Mixed Use Cash-Out Bridge Loan

An investor owned a mixed-use property with 4 residential units on the upper floors and 4 retail units on the ground level. The property had appreciated substantially since the original purchase five years earlier, driven by neighborhood improvements, rising rents in both the residential and retail components, and low vacancy. All eight units were leased, and the property was generating stable monthly cash flow. The investor wanted to pull equity from the property to fund a separate commercial real estate acquisition without selling the asset or disrupting the existing tenants. The investor's portfolio strategy relied on retaining performing assets while recycling equity into new deals, and this property had significant untapped equity that could be deployed productively.

Mixed Use Cash-Out Bridge Loan

Deal Summary

Units: 4 Res + 4 Retail
Loan Amount: $1.5M
Structure: 12-Mo I/O
Lender: Family Office

The Situation

An investor owned a mixed-use property with 4 residential units on the upper floors and 4 retail units on the ground level. The property had appreciated substantially since the original purchase five years earlier, driven by neighborhood improvements, rising rents in both the residential and retail components, and low vacancy.
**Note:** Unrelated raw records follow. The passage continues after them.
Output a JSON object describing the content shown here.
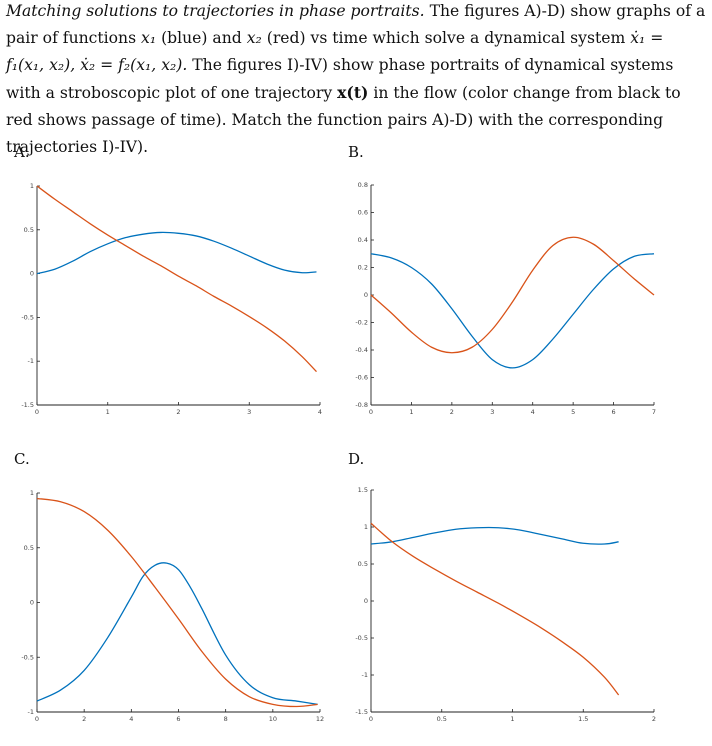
{
  "intro": {
    "title": "Matching solutions to trajectories in phase portraits.",
    "s1": "The figures A)-D) show graphs of a pair of functions",
    "x1": "x₁",
    "blue": "(blue) and",
    "x2": "x₂",
    "red": "(red) vs time which solve a dynamical system",
    "eq1": "ẋ₁ = f₁(x₁, x₂), ẋ₂ = f₂(x₁, x₂).",
    "s2": "The figures I)-IV) show phase portraits of dynamical systems with a stroboscopic plot of one trajectory",
    "xt": "x(t)",
    "s3": "in the flow (color change from black to red shows passage of time). Match the function pairs A)-D) with the corresponding trajectories I)-IV)."
  },
  "colors": {
    "x1": "#0072BD",
    "x2": "#D95319"
  },
  "chart_data": [
    {
      "type": "line",
      "label": "A.",
      "xlim": [
        0,
        4
      ],
      "ylim": [
        -1.5,
        1
      ],
      "xticks": [
        "0",
        "1",
        "2",
        "3",
        "4"
      ],
      "xtick_values": [
        0,
        1,
        2,
        3,
        4
      ],
      "yticks": [
        "1",
        "0.5",
        "0",
        "-0.5",
        "-1",
        "-1.5"
      ],
      "ytick_values": [
        1,
        0.5,
        0,
        -0.5,
        -1,
        -1.5
      ],
      "series": [
        {
          "color": "#0072BD",
          "x": [
            0,
            0.25,
            0.5,
            0.75,
            1,
            1.25,
            1.5,
            1.75,
            2,
            2.25,
            2.5,
            2.75,
            3,
            3.25,
            3.5,
            3.75,
            3.95
          ],
          "y": [
            0,
            0.05,
            0.14,
            0.25,
            0.34,
            0.41,
            0.45,
            0.47,
            0.46,
            0.43,
            0.37,
            0.29,
            0.2,
            0.11,
            0.04,
            0.01,
            0.02
          ]
        },
        {
          "color": "#D95319",
          "x": [
            0,
            0.25,
            0.5,
            0.75,
            1,
            1.25,
            1.5,
            1.75,
            2,
            2.25,
            2.5,
            2.75,
            3,
            3.25,
            3.5,
            3.75,
            3.95
          ],
          "y": [
            1,
            0.85,
            0.71,
            0.57,
            0.44,
            0.32,
            0.2,
            0.09,
            -0.03,
            -0.14,
            -0.26,
            -0.37,
            -0.49,
            -0.62,
            -0.77,
            -0.95,
            -1.12
          ]
        }
      ]
    },
    {
      "type": "line",
      "label": "B.",
      "xlim": [
        0,
        7
      ],
      "ylim": [
        -0.8,
        0.8
      ],
      "xticks": [
        "0",
        "1",
        "2",
        "3",
        "4",
        "5",
        "6",
        "7"
      ],
      "xtick_values": [
        0,
        1,
        2,
        3,
        4,
        5,
        6,
        7
      ],
      "yticks": [
        "0.8",
        "0.6",
        "0.4",
        "0.2",
        "0",
        "-0.2",
        "-0.4",
        "-0.6",
        "-0.8"
      ],
      "ytick_values": [
        0.8,
        0.6,
        0.4,
        0.2,
        0,
        -0.2,
        -0.4,
        -0.6,
        -0.8
      ],
      "series": [
        {
          "color": "#0072BD",
          "x": [
            0,
            0.5,
            1,
            1.5,
            2,
            2.5,
            3,
            3.5,
            4,
            4.5,
            5,
            5.5,
            6,
            6.5,
            7
          ],
          "y": [
            0.3,
            0.27,
            0.2,
            0.08,
            -0.1,
            -0.3,
            -0.47,
            -0.53,
            -0.47,
            -0.32,
            -0.14,
            0.04,
            0.19,
            0.28,
            0.3
          ]
        },
        {
          "color": "#D95319",
          "x": [
            0,
            0.5,
            1,
            1.5,
            2,
            2.5,
            3,
            3.5,
            4,
            4.5,
            5,
            5.5,
            6,
            6.5,
            7
          ],
          "y": [
            0,
            -0.13,
            -0.27,
            -0.38,
            -0.42,
            -0.38,
            -0.25,
            -0.05,
            0.18,
            0.36,
            0.42,
            0.37,
            0.25,
            0.12,
            0
          ]
        }
      ]
    },
    {
      "type": "line",
      "label": "C.",
      "xlim": [
        0,
        12
      ],
      "ylim": [
        -1,
        1
      ],
      "xticks": [
        "0",
        "2",
        "4",
        "6",
        "8",
        "10",
        "12"
      ],
      "xtick_values": [
        0,
        2,
        4,
        6,
        8,
        10,
        12
      ],
      "yticks": [
        "1",
        "0.5",
        "0",
        "-0.5",
        "-1"
      ],
      "ytick_values": [
        1,
        0.5,
        0,
        -0.5,
        -1
      ],
      "series": [
        {
          "color": "#0072BD",
          "x": [
            0,
            1,
            2,
            3,
            4,
            4.5,
            5,
            5.5,
            6,
            6.5,
            7,
            8,
            9,
            10,
            11,
            11.9
          ],
          "y": [
            -0.9,
            -0.8,
            -0.62,
            -0.32,
            0.05,
            0.24,
            0.34,
            0.36,
            0.3,
            0.14,
            -0.06,
            -0.48,
            -0.75,
            -0.87,
            -0.9,
            -0.93
          ]
        },
        {
          "color": "#D95319",
          "x": [
            0,
            1,
            2,
            3,
            4,
            5,
            6,
            7,
            8,
            9,
            10,
            11,
            11.9
          ],
          "y": [
            0.95,
            0.92,
            0.83,
            0.66,
            0.42,
            0.14,
            -0.15,
            -0.45,
            -0.7,
            -0.86,
            -0.93,
            -0.95,
            -0.93
          ]
        }
      ]
    },
    {
      "type": "line",
      "label": "D.",
      "xlim": [
        0,
        2
      ],
      "ylim": [
        -1.5,
        1.5
      ],
      "xticks": [
        "0",
        "0.5",
        "1",
        "1.5",
        "2"
      ],
      "xtick_values": [
        0,
        0.5,
        1,
        1.5,
        2
      ],
      "yticks": [
        "1.5",
        "1",
        "0.5",
        "0",
        "-0.5",
        "-1",
        "-1.5"
      ],
      "ytick_values": [
        1.5,
        1,
        0.5,
        0,
        -0.5,
        -1,
        -1.5
      ],
      "series": [
        {
          "color": "#0072BD",
          "x": [
            0,
            0.15,
            0.3,
            0.45,
            0.6,
            0.75,
            0.9,
            1.05,
            1.2,
            1.35,
            1.5,
            1.65,
            1.75
          ],
          "y": [
            0.77,
            0.8,
            0.86,
            0.92,
            0.97,
            0.99,
            0.99,
            0.96,
            0.9,
            0.84,
            0.78,
            0.77,
            0.8
          ]
        },
        {
          "color": "#D95319",
          "x": [
            0,
            0.15,
            0.3,
            0.45,
            0.6,
            0.75,
            0.9,
            1.05,
            1.2,
            1.35,
            1.5,
            1.65,
            1.75
          ],
          "y": [
            1.05,
            0.8,
            0.6,
            0.43,
            0.27,
            0.12,
            -0.03,
            -0.19,
            -0.36,
            -0.55,
            -0.76,
            -1.03,
            -1.27
          ]
        }
      ]
    }
  ]
}
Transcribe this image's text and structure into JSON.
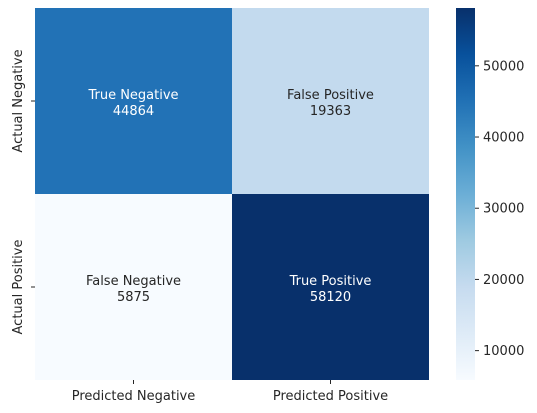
{
  "chart_data": {
    "type": "heatmap",
    "x_categories": [
      "Predicted Negative",
      "Predicted Positive"
    ],
    "y_categories": [
      "Actual Negative",
      "Actual Positive"
    ],
    "cells": [
      [
        {
          "label": "True Negative",
          "value": 44864
        },
        {
          "label": "False Positive",
          "value": 19363
        }
      ],
      [
        {
          "label": "False Negative",
          "value": 5875
        },
        {
          "label": "True Positive",
          "value": 58120
        }
      ]
    ],
    "colorbar": {
      "min": 5875,
      "max": 58120,
      "ticks": [
        10000,
        20000,
        30000,
        40000,
        50000
      ]
    },
    "colormap": [
      "#f7fbff",
      "#deebf7",
      "#c6dbef",
      "#9ecae1",
      "#6baed6",
      "#4292c6",
      "#2171b5",
      "#08519c",
      "#08306b"
    ],
    "title": "",
    "xlabel": "",
    "ylabel": ""
  }
}
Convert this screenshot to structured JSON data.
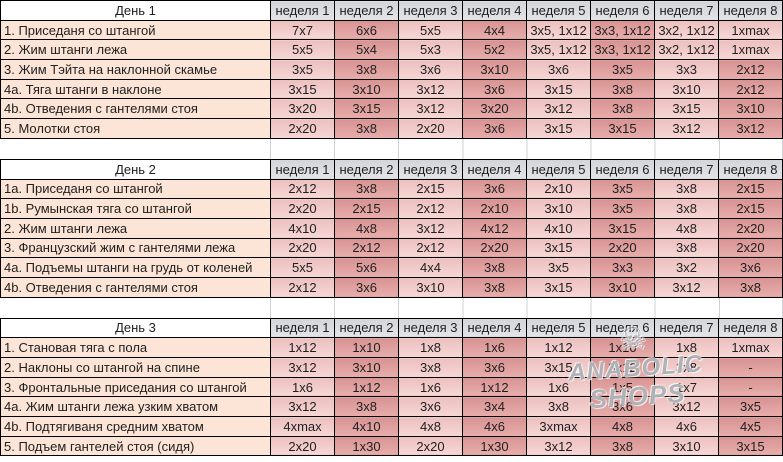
{
  "colors": {
    "exercise_cell": "#FCE4D6",
    "pink_light": "#F2CDCC",
    "pink_dark": "#DD9E9D",
    "week_header_gray": "#DBDDDE",
    "grid_border": "#000000"
  },
  "week_headers": [
    "неделя 1",
    "неделя 2",
    "неделя 3",
    "неделя 4",
    "неделя 5",
    "неделя 6",
    "неделя 7",
    "неделя 8"
  ],
  "sections": [
    {
      "title": "День 1",
      "rows": [
        {
          "exercise": "1. Приседаня со штангой",
          "values": [
            "7x7",
            "6x6",
            "5x5",
            "4x4",
            "3x5, 1x12",
            "3x3, 1x12",
            "3x2, 1x12",
            "1xmax"
          ],
          "light_override": [
            8
          ]
        },
        {
          "exercise": "2. Жим штанги лежа",
          "values": [
            "5x5",
            "5x4",
            "5x3",
            "5x2",
            "3x5, 1x12",
            "3x3, 1x12",
            "3x2, 1x12",
            "1xmax"
          ],
          "light_override": [
            8
          ]
        },
        {
          "exercise": "3. Жим Тэйта на наклонной скамье",
          "values": [
            "3x5",
            "3x8",
            "3x6",
            "3x10",
            "3x6",
            "3x5",
            "3x3",
            "2x12"
          ]
        },
        {
          "exercise": "4a. Тяга штанги в наклоне",
          "values": [
            "3x15",
            "3x10",
            "3x12",
            "3x6",
            "3x15",
            "3x8",
            "3x10",
            "2x12"
          ]
        },
        {
          "exercise": "4b. Отведения с гантелями стоя",
          "values": [
            "3x20",
            "3x15",
            "3x12",
            "3x20",
            "3x12",
            "3x8",
            "3x15",
            "3x10"
          ]
        },
        {
          "exercise": "5. Молотки стоя",
          "values": [
            "2x20",
            "3x8",
            "2x20",
            "3x6",
            "3x15",
            "3x15",
            "3x12",
            "3x12"
          ]
        }
      ]
    },
    {
      "title": "День 2",
      "rows": [
        {
          "exercise": "1a. Приседаня со штангой",
          "values": [
            "2x12",
            "3x8",
            "2x15",
            "3x6",
            "2x10",
            "3x5",
            "3x8",
            "2x15"
          ]
        },
        {
          "exercise": "1b. Румынская тяга со штангой",
          "values": [
            "2x20",
            "2x15",
            "2x12",
            "2x10",
            "3x10",
            "3x5",
            "3x8",
            "2x15"
          ]
        },
        {
          "exercise": "2. Жим штанги лежа",
          "values": [
            "4x10",
            "4x8",
            "3x12",
            "4x12",
            "4x10",
            "3x15",
            "4x8",
            "2x20"
          ],
          "selected": true
        },
        {
          "exercise": "3. Французский жим с гантелями лежа",
          "values": [
            "2x20",
            "2x12",
            "2x12",
            "2x20",
            "3x15",
            "2x20",
            "3x8",
            "2x20"
          ]
        },
        {
          "exercise": "4a. Подъемы штанги на грудь от коленей",
          "values": [
            "5x5",
            "5x6",
            "4x4",
            "3x8",
            "3x5",
            "3x3",
            "3x2",
            "3x6"
          ]
        },
        {
          "exercise": "4b. Отведения с гантелями стоя",
          "values": [
            "2x12",
            "3x6",
            "3x10",
            "3x8",
            "3x15",
            "3x10",
            "3x12",
            "3x8"
          ]
        }
      ]
    },
    {
      "title": "День 3",
      "rows": [
        {
          "exercise": "1. Становая тяга с пола",
          "values": [
            "1x12",
            "1x10",
            "1x8",
            "1x6",
            "1x12",
            "1x10",
            "1x8",
            "1xmax"
          ],
          "light_override": [
            8
          ]
        },
        {
          "exercise": "2. Наклоны со штангой на спине",
          "values": [
            "3x12",
            "3x10",
            "3x8",
            "3x6",
            "3x15",
            "3x12",
            "3x8",
            "-"
          ]
        },
        {
          "exercise": "3. Фронтальные приседания со штангой",
          "values": [
            "1x6",
            "1x12",
            "1x6",
            "1x12",
            "1x6",
            "1x5",
            "1x7",
            "-"
          ]
        },
        {
          "exercise": "4a. Жим штанги лежа узким хватом",
          "values": [
            "3x12",
            "3x8",
            "3x6",
            "3x4",
            "3x8",
            "3x6",
            "3x12",
            "3x5"
          ]
        },
        {
          "exercise": "4b. Подтягиваня средним хватом",
          "values": [
            "4xmax",
            "4x10",
            "4x8",
            "4x6",
            "3xmax",
            "4x8",
            "4x6",
            "4x5"
          ]
        },
        {
          "exercise": "5. Подъем гантелей стоя (сидя)",
          "values": [
            "2x20",
            "1x30",
            "2x20",
            "1x30",
            "3x12",
            "3x8",
            "3x10",
            "3x15"
          ]
        }
      ]
    }
  ],
  "watermark": {
    "skull": "☠",
    "line1": "ANABOLIC",
    "line2": "SHOPS"
  }
}
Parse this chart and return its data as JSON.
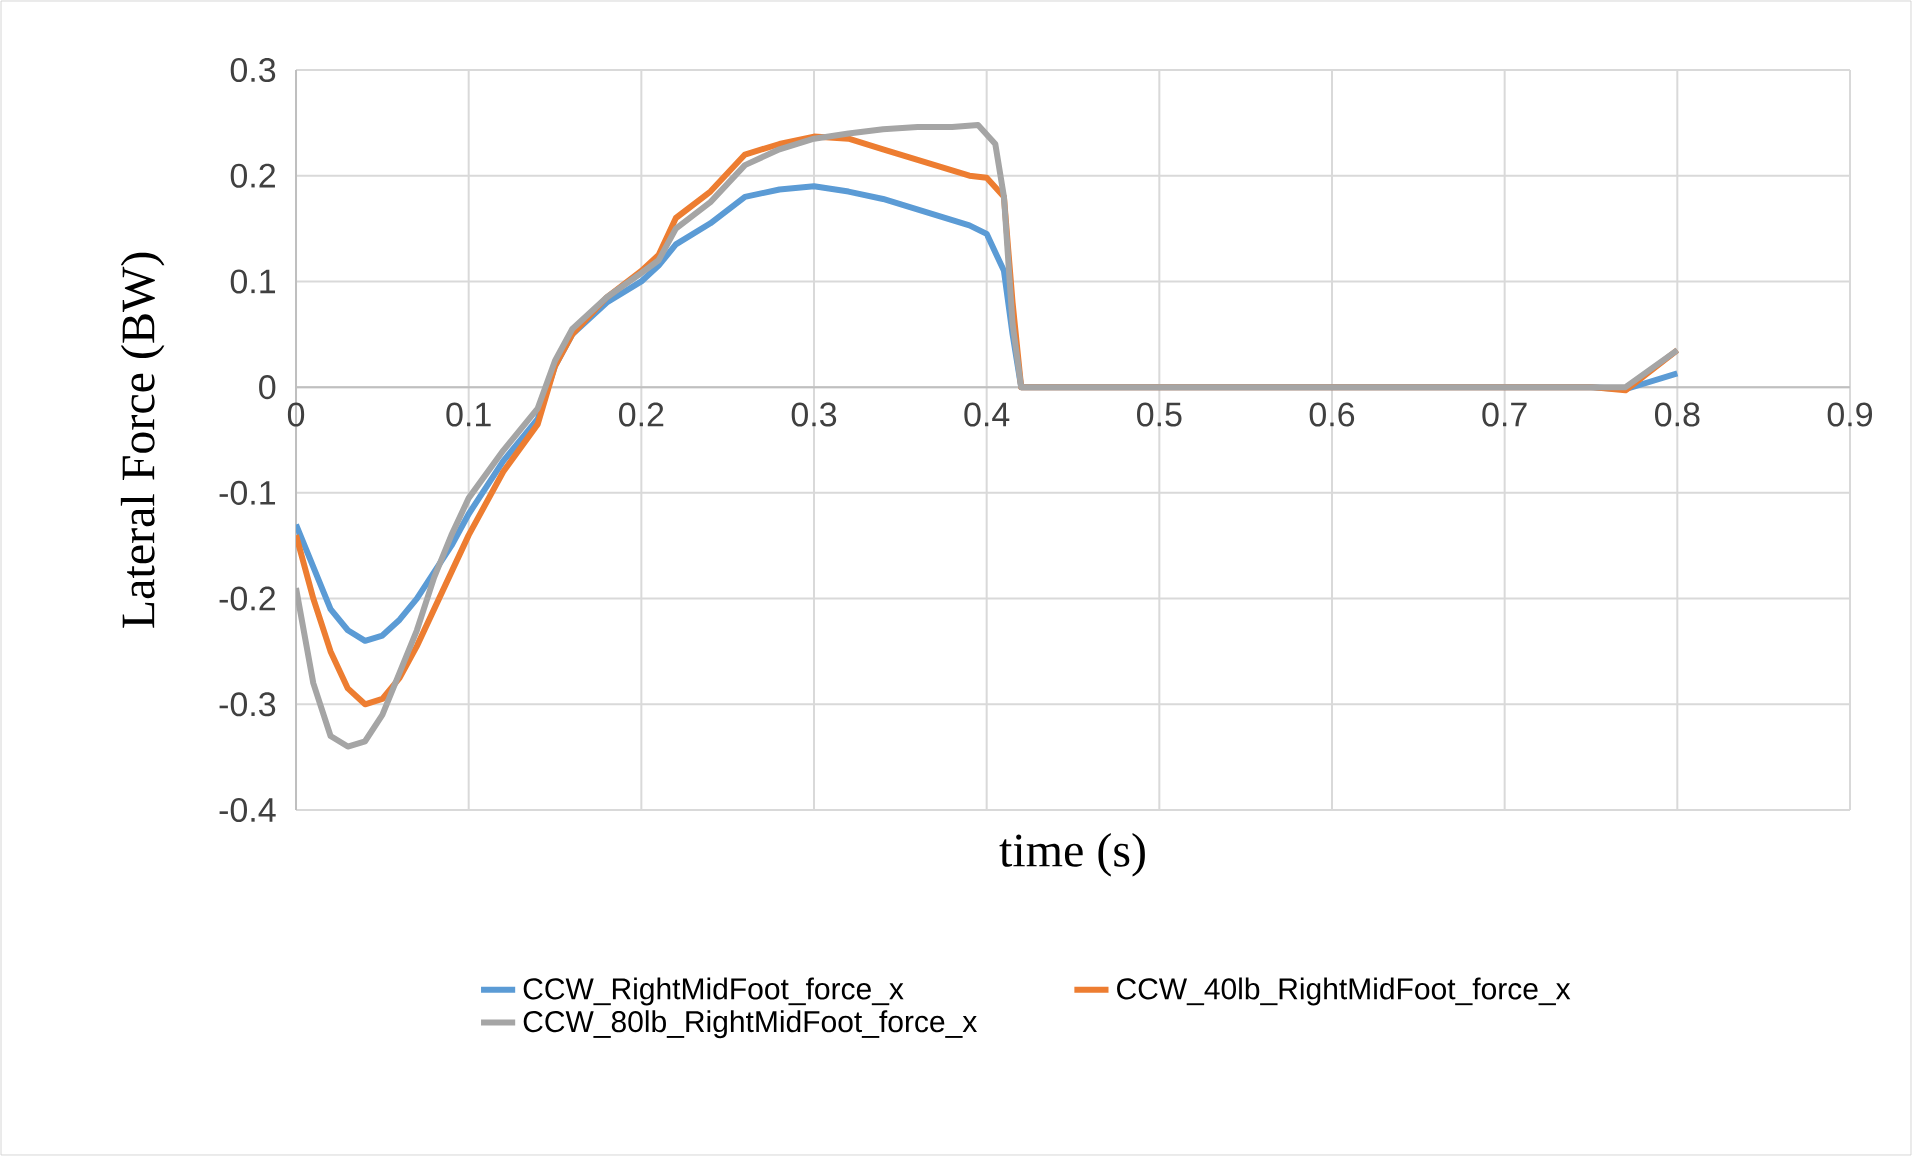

All eight units were leased, and the property was generating stable monthly cash flow. The investor wanted to pull equity from the property to fund a separate commercial real estate acquisition without selling the asset or disrupting the existing tenants. The investor's portfolio strategy relied on retaining performing assets while recycling equity into new deals, and this property had significant untapped equity that could be deployed productively.

The Challenge

Mixed-use properties with small unit counts fall into a tricky financing gap. The property was too small for most institutional commercial loan programs that typically target 10 or more units or larger retail centers. At the same time, the retail component made it ineligible for standard residential refinance products. The blended residential and retail income required a lender comfortable underwriting both asset types within a single property and blending the two income streams into a single valuation. Most banks and credit unions passed on the deal because their underwriting models were built for single-use assets. Cash-out refinances add another layer of scrutiny because the lender is advancing proceeds above the existing debt balance, requiring confidence in the property's appraised value and the borrower's ability to service the higher loan amount.

The Structure

CapitalAx sourced a family office lender that specialized in smaller mixed-use assets and had a track record of lending on properties with combined residential and retail components. The $1,500,000 cash-out bridge loan was structured as a 12-month interest-only facility, giving the borrower time to deploy the capital into the new acquisition and arrange permanent takeout financing on either or both properties. The interest-only structure kept the monthly debt service manageable during the transition period, and the family office offered a straightforward prepayment structure that allowed the borrower to refinance into permanent financing at any point during the term without penalty after the first six months.

The Solution

CapitalAx presented the deal with individual unit lease summaries for all eight units, historical rent rolls showing consistent occupancy and rent growth, a blended NOI analysis across the residential and retail components, and a clear refinance exit timeline supported by comparable sales and cap rate data in the neighborhood. The package also included the borrower's track record managing the property and a detailed plan for how the cash-out proceeds would be deployed. The family office funded based on the quality of the asset, the strength of the in-place leases, and the borrower's demonstrated ability to manage mixed-use properties.

The Outcome

The borrower accessed over $500,000 in equity without selling the property or disturbing any of the existing tenant relationships. The capital was deployed into a new commercial acquisition that closed within 60 days of the bridge loan funding. The investor retained full ownership of the mixed-use asset, which continued generating stable monthly cash flow from all eight units. Within six months, the borrower arranged permanent conventional financing to replace the bridge loan, locking in a lower long-term rate and extending the amortization, further improving the property's cash-on-cash return.